I was talking with a former teacher of mine, and she told me how, when Kandinsky saw the Monet Haystack Series, he had an insight: that the subject was not really the key to the work of art. He used that concept as he moved to abstract works.

And if you ever see the Turner unfinished pieces, especially the watercolors, you can see the abstract composition that underlies his realism.

It is all about color, form, and motion, no matter the subject!!! I remain a realist because content is a biggie for me, but that is a personal decision and does not determine whether you can call my work art.

Asil said...

I think there are as many challenges in creating successful realistic paintings than as creating successful abstract art. Be it technique, exporation, copying, reproducing it's all a matter of taste. Not only for the spectator but for the creator as well.
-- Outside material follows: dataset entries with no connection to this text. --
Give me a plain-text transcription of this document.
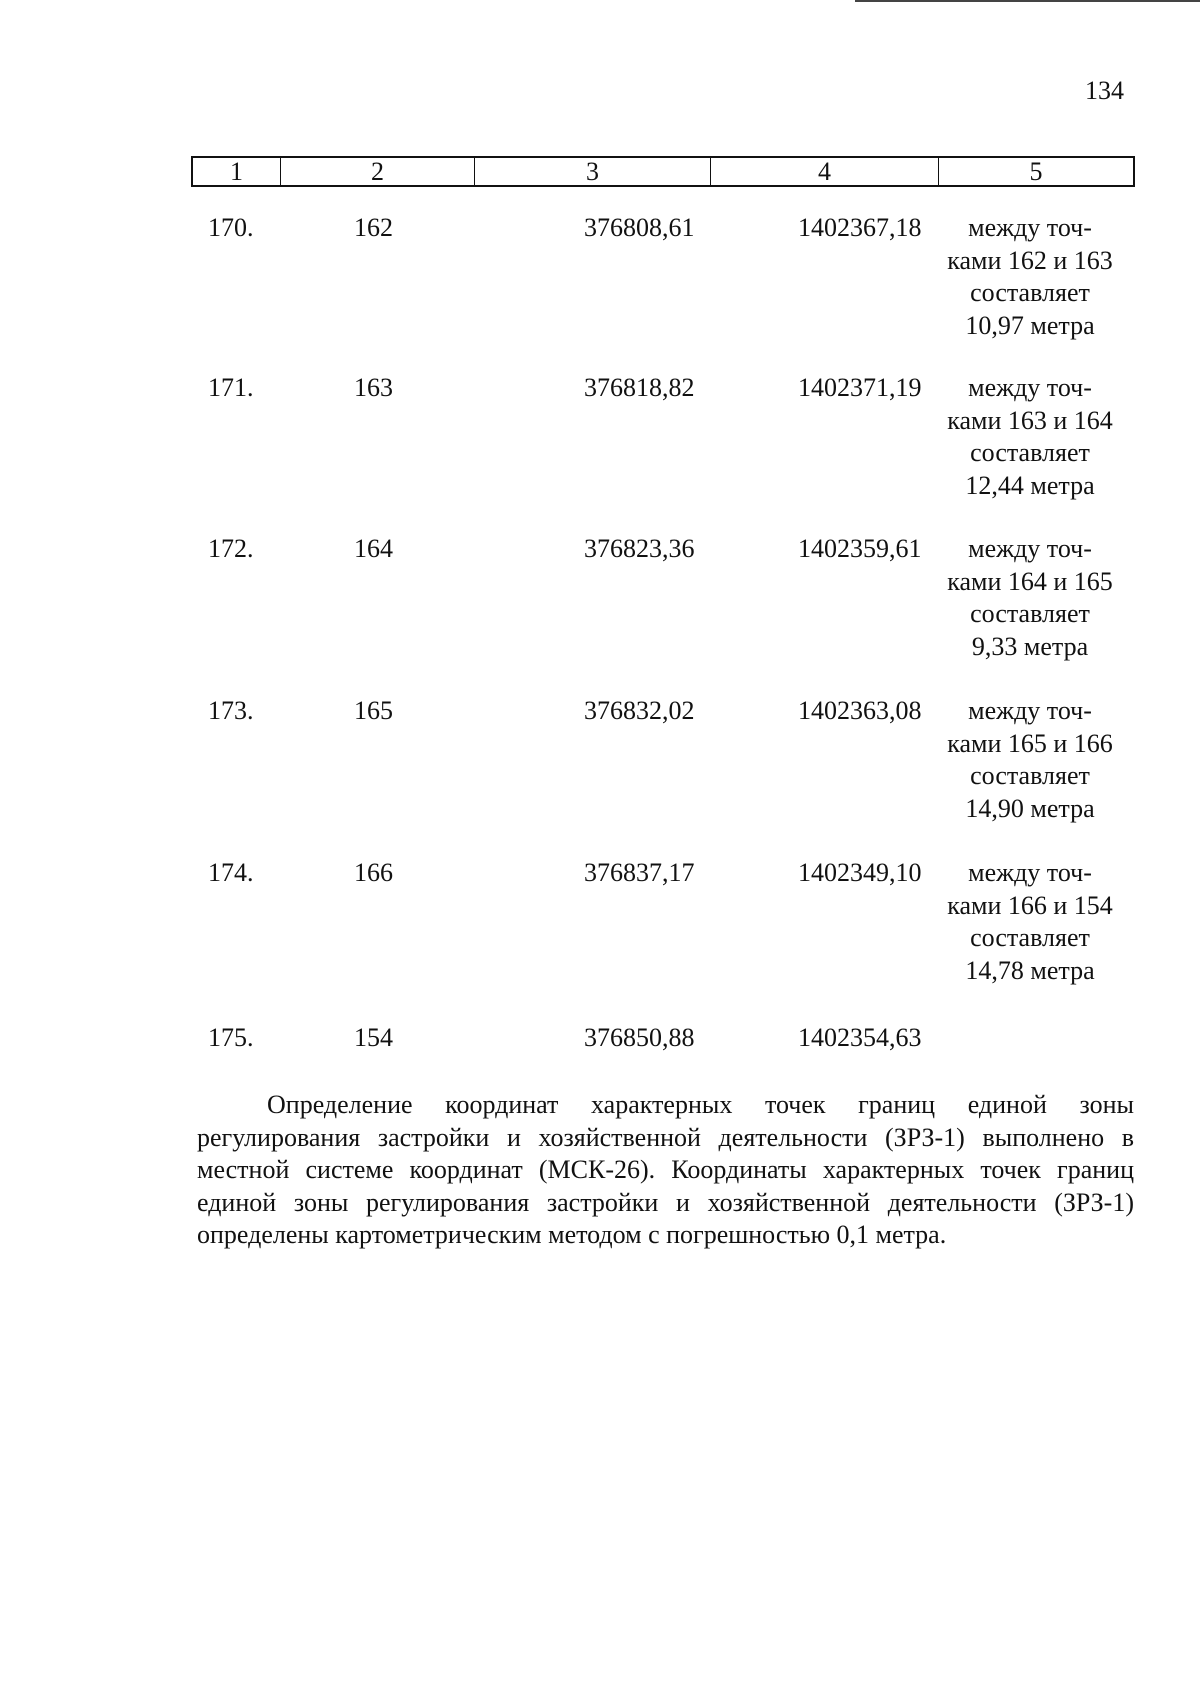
134
1	2	3	4	5
170.	162	376808,61	1402367,18	между точ-
ками 162 и 163
составляет
10,97 метра
171.	163	376818,82	1402371,19	между точ-
ками 163 и 164
составляет
12,44 метра
172.	164	376823,36	1402359,61	между точ-
ками 164 и 165
составляет
9,33 метра
173.	165	376832,02	1402363,08	между точ-
ками 165 и 166
составляет
14,90 метра
174.	166	376837,17	1402349,10	между точ-
ками 166 и 154
составляет
14,78 метра
175.	154	376850,88	1402354,63

Определение координат характерных точек границ единой зоны регулирования застройки и хозяйственной деятельности (ЗРЗ-1) выполнено в местной системе координат (МСК-26). Координаты характерных точек границ единой зоны регулирования застройки и хозяйственной деятельности (ЗРЗ-1) определены картометрическим методом с погрешностью 0,1 метра.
I love exploring the properties of color and texture while someone else might prefer to reproduce what they see in front of them. One isn't less than the other. As long as we are all having fun creating and gazing. :)

Sue Choppers-Wife / www.adyinart.com said...

I think the only disparity is in understanding. There are as many people that don't understand realist art (looks like a photograph) as people that don't understand abstract (I like something that I know what it is). I think all artists should open their minds to all the great possibilites out there. It's great to have your own style, but even better to develop it by learning new ways of seeing. Great topic and nice feedback. I'll be back (sorry if this is a member only feedback area).

Jenna Newton said...

I agree that there is lots of room for interpretation within each category. I love to look at and make both abstract and realistic art, and my work really lies somewhere in between. I have a somewhat strict process that I use when I paint, so regardless of subject matter or style, my work has a similar quality to it.

So much about art is about personal taste. I find that when something in a piece moves me it is usually a color, or a beautiful line, some small aspect of the larger work that strikes a chord, regardless of the style.

I definitely feel that neither one has more validity over the other. I think both styles can be extremely powerful.